Just as absent presence has come to define the state of paying more attention to a smartphone than the people around you at the dinner table, empty pixel grazing eats up more time each day than can be measured in mere minutes. It’s not only the time—it’s the unconscious preoccupation with our information streams and the inability to truly focus. Our consciousness becomes divided between the online and the offline.
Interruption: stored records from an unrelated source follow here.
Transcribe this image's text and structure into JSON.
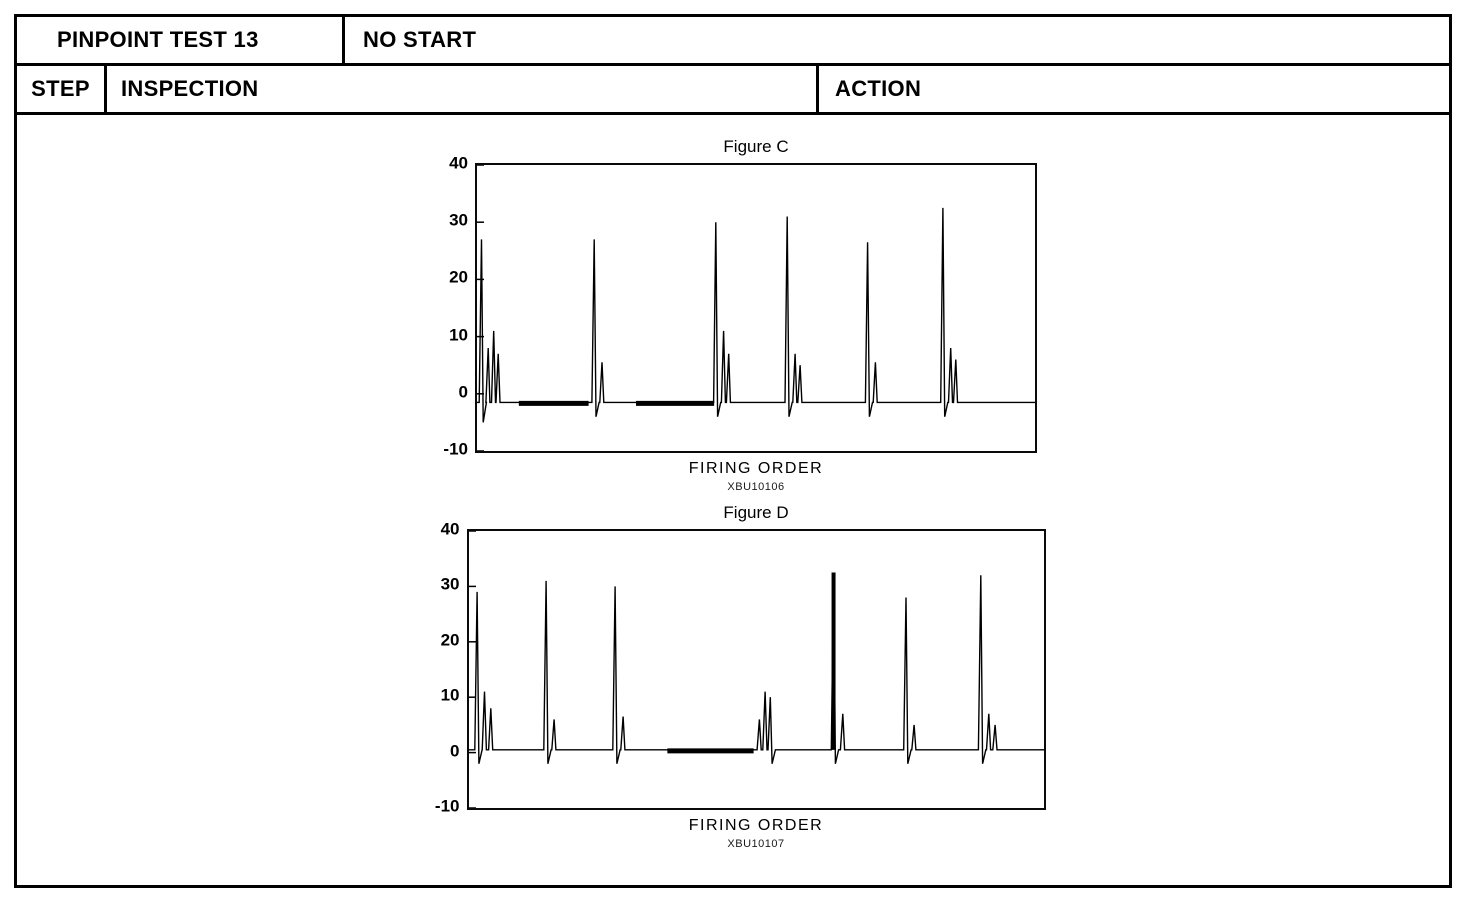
{
  "header": {
    "test_label": "PINPOINT TEST 13",
    "test_title": "NO START",
    "col_step": "STEP",
    "col_inspection": "INSPECTION",
    "col_action": "ACTION"
  },
  "chart_data": [
    {
      "type": "line",
      "title": "Figure C",
      "xlabel": "FIRING ORDER",
      "caption": "XBU10106",
      "ylabel": "",
      "ylim": [
        -10,
        40
      ],
      "yticks": [
        40,
        30,
        20,
        10,
        0,
        -10
      ],
      "grid": false,
      "legend": "none",
      "baseline": -1.5,
      "spikes": [
        {
          "x": 0.008,
          "peak": 27,
          "dip": -5
        },
        {
          "x": 0.02,
          "peak": 8
        },
        {
          "x": 0.03,
          "peak": 11
        },
        {
          "x": 0.038,
          "peak": 7
        },
        {
          "x": 0.21,
          "peak": 27,
          "dip": -4
        },
        {
          "x": 0.224,
          "peak": 5.5
        },
        {
          "x": 0.428,
          "peak": 30,
          "dip": -4
        },
        {
          "x": 0.442,
          "peak": 11
        },
        {
          "x": 0.451,
          "peak": 7
        },
        {
          "x": 0.556,
          "peak": 31,
          "dip": -4
        },
        {
          "x": 0.57,
          "peak": 7
        },
        {
          "x": 0.579,
          "peak": 5
        },
        {
          "x": 0.7,
          "peak": 26.5,
          "dip": -4
        },
        {
          "x": 0.714,
          "peak": 5.5
        },
        {
          "x": 0.835,
          "peak": 32.5,
          "dip": -4
        },
        {
          "x": 0.849,
          "peak": 8
        },
        {
          "x": 0.858,
          "peak": 6
        }
      ],
      "thick_segments": [
        [
          0.075,
          0.2
        ],
        [
          0.285,
          0.425
        ]
      ]
    },
    {
      "type": "line",
      "title": "Figure D",
      "xlabel": "FIRING ORDER",
      "caption": "XBU10107",
      "ylabel": "",
      "ylim": [
        -10,
        40
      ],
      "yticks": [
        40,
        30,
        20,
        10,
        0,
        -10
      ],
      "grid": false,
      "legend": "none",
      "baseline": 0.5,
      "spikes": [
        {
          "x": 0.014,
          "peak": 29,
          "dip": -2
        },
        {
          "x": 0.027,
          "peak": 11
        },
        {
          "x": 0.038,
          "peak": 8
        },
        {
          "x": 0.134,
          "peak": 31,
          "dip": -2
        },
        {
          "x": 0.148,
          "peak": 6
        },
        {
          "x": 0.254,
          "peak": 30,
          "dip": -2
        },
        {
          "x": 0.268,
          "peak": 6.5
        },
        {
          "x": 0.505,
          "peak": 6
        },
        {
          "x": 0.515,
          "peak": 11
        },
        {
          "x": 0.524,
          "peak": 10,
          "dip": -2
        },
        {
          "x": 0.634,
          "peak": 32.5,
          "dip": -2,
          "thick": true
        },
        {
          "x": 0.65,
          "peak": 7
        },
        {
          "x": 0.76,
          "peak": 28,
          "dip": -2
        },
        {
          "x": 0.774,
          "peak": 5
        },
        {
          "x": 0.89,
          "peak": 32,
          "dip": -2
        },
        {
          "x": 0.904,
          "peak": 7
        },
        {
          "x": 0.915,
          "peak": 5
        }
      ],
      "thick_segments": [
        [
          0.345,
          0.495
        ]
      ]
    }
  ]
}
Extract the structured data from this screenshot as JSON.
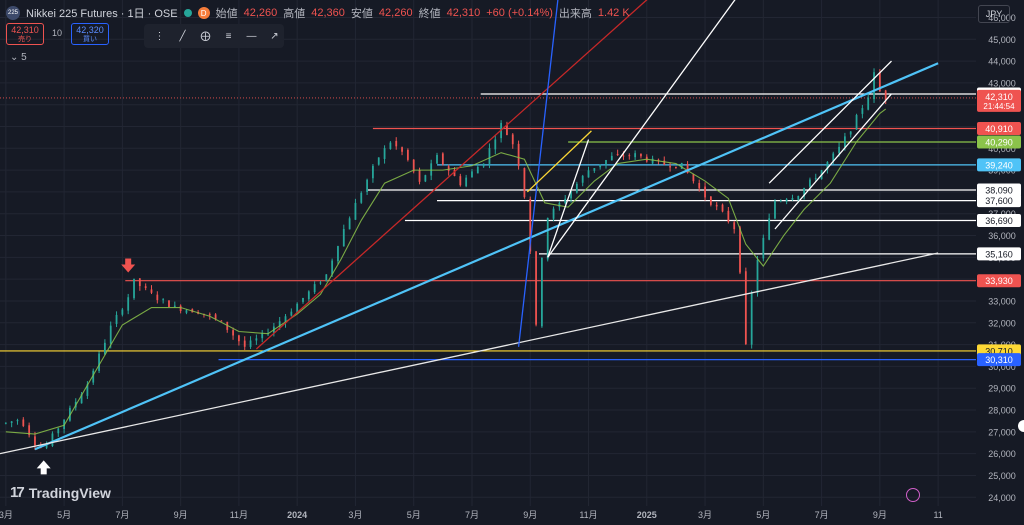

When we create platforms for our clients and our products, we talk in terms of how users will consume content. It is indeed consumed, meaning that both nourishing content and empty calorie content exist. No surprise then there is what I would call an emerging content obesity, that is, time spent on empty information, communication, and “content spread gratification.” The question is, what does this come at the expense of? The corporate reflex response is of course productivity, but I’m looking deeper into the individual human cost. I would argue deeper thinking and reflection suffer the most, and they are by far much more important since they are key drivers of productivity and creativity—be it personal or professional.
Today, keep track of how many times you click on your open Tweetdeck, Hootsuite, or Facebook tab and just g(r)aze, before going back to what you were working on. Sometimes you will consume content, other times you’ll just check to see if there’s any content worth consuming. Is it a good thing? A bad thing? Or just an emerging behavior to be aware of?